When an environmental impact assessment revealed that the site lies atop an ecologically sensitive underground alluvial stream, the governor refused to allow Metalclad to reopen the facility. Eventually, the governor declared the site part of a 600,000 acre ecological zone, despite federal support for the project.
Metalclad claimed that this action effectively expropriated its future expected profits and sought $90 million in damages. Local environmental activists note that this figure is larger than the combined annual income of every family in the state where Metalclad's facility is located.
The company filed its NAFTA claim in January 1997. Hearings were held last year and since then nothing was heard until the announcement August 30.
The three-judge NAFTA tribunal, under the International Center for Investment Dispute Settlement, an arm of the World Bank, gave the Mexican government 45 days to begin making the $16.7 million payment to Metalclad. If it does not pay by that time, 6 percent interest, compounded monthly, will be added to the award.
Grant S. Kesler, president and chief executive of Metalclad, said the $16.7 million was a token sum and did not reflect the value of the project.
"The biggest losers of all are the people of Mexico who continue to have to live in a country that produces 10 million tons of hazardous waste a year and had only one facility in the whole country to handle it," he told reporters.

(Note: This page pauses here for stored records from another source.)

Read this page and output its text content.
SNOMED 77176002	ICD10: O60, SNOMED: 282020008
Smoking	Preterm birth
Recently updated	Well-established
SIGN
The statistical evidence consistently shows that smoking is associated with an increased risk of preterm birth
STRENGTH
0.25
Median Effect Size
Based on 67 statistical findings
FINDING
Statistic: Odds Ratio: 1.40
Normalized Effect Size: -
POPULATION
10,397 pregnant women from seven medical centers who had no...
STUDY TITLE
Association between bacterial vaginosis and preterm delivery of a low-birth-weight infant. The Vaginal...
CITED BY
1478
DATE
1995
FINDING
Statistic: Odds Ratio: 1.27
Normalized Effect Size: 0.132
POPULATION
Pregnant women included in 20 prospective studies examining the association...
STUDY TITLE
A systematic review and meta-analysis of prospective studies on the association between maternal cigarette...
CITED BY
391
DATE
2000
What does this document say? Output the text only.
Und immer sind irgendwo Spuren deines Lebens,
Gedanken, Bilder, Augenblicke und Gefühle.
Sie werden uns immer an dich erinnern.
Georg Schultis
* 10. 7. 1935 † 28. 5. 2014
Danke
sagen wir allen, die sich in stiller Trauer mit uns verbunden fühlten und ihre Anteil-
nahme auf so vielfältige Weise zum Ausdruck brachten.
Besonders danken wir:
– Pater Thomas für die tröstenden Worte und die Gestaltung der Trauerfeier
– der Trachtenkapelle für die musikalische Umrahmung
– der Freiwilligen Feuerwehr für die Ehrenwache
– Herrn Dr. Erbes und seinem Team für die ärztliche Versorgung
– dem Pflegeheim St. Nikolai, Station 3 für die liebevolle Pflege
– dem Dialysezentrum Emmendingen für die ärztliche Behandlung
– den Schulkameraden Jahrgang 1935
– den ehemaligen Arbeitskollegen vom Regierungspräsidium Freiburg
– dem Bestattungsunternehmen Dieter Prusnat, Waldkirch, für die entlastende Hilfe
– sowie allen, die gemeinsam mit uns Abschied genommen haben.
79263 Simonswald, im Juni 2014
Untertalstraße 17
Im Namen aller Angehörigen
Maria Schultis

The Metalclad case is just one of several cross-border disputes between companies and the three NAFTA countries. So far, at least seven cases challenging domestic environmental policies have been filed by corporations under the Chapter 11 clause in the three NAFTA countries.
In one instance, the Canada-based Methanex Corporation filed claim against the United States, arguing that the state of California's decision to phase out the use of its gasoline additive methyl tertiary butyl ether (MTBE) cost the company $970 million.

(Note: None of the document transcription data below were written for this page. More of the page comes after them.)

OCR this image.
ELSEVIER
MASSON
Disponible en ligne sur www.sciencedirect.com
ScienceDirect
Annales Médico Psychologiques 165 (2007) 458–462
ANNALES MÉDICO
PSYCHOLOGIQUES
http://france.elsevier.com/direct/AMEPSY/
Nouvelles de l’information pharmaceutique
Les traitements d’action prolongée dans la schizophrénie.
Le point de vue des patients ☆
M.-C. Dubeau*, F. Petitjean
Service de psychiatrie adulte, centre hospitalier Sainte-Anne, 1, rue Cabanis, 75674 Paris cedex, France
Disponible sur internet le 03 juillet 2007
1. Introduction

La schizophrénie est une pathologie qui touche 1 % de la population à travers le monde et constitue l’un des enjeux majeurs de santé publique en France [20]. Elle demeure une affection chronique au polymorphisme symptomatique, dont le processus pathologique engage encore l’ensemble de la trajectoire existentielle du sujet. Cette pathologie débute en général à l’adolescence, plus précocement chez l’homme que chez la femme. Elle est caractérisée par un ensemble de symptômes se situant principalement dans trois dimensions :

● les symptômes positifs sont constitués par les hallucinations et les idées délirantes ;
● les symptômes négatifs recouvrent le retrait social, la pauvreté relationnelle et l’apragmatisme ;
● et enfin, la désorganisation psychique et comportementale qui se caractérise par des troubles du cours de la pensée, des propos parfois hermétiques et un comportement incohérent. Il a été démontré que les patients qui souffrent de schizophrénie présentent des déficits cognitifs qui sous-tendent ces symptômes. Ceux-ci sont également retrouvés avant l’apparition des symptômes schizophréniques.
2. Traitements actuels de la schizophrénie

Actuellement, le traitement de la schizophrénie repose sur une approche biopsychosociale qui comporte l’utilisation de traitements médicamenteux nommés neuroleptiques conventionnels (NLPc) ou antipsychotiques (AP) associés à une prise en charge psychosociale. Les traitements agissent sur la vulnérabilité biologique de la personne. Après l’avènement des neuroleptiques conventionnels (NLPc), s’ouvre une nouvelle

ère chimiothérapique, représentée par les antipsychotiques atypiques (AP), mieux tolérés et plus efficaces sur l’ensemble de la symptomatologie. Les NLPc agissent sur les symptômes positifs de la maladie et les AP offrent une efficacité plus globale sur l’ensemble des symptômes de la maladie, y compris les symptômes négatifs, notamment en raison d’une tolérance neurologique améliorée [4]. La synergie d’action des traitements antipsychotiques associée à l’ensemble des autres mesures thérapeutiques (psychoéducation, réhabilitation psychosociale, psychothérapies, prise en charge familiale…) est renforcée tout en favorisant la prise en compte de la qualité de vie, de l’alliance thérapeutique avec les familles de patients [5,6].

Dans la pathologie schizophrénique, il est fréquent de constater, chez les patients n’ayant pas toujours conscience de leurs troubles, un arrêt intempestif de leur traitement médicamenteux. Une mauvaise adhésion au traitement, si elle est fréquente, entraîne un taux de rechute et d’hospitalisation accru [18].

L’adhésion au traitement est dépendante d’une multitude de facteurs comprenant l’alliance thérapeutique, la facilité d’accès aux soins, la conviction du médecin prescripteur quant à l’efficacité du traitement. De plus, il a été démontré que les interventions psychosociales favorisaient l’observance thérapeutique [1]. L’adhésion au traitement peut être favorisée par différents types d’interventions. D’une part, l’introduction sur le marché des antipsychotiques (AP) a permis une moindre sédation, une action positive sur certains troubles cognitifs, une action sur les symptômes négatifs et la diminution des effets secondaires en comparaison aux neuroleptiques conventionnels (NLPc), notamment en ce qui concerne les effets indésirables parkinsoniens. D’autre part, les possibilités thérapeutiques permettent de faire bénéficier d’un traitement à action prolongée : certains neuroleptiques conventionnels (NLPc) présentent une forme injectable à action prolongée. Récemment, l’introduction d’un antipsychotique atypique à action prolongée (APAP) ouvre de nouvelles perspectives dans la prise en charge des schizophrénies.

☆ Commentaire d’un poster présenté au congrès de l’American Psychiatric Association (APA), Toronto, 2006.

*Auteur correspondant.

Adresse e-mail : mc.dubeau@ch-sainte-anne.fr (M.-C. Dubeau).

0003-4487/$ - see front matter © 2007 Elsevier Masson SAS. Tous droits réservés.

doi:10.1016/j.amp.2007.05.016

California's governor, Grey Davis, ordered the use of MTBE halted by the end of 2002 after studies revealed unusually high -- and potentially harmful -- levels of MTBE in California's drinking water supply. Methanex's claim is still pending.
In another case, the U.S.-based Ethyl Corporation attacked a Canadian ban on the inter-province sale and import of a gasoline additive it produces known as MMT.
Ethyl originally claimed $250 million in damages for expropriation, or seizure of its potential profits. In July 1998, Canada withdrew the ban and paid the company 13 million in damages.
"Anytime any investment is infringed upon by regulation, anytime any worker safety protection puts any burden on a company, these companies may use this Chapter 11 system to directly sue sovereign governments -- it's crazy," said Mary Bottari of Global Trade Watch, an advocacy group affiliated with Public Citizen.
Unfortunately, added Seligman, the provisions under Chapter 11 are likely to be expanded in new trade accords, including the Free Trade Area of the Americas agreement, or FTAA.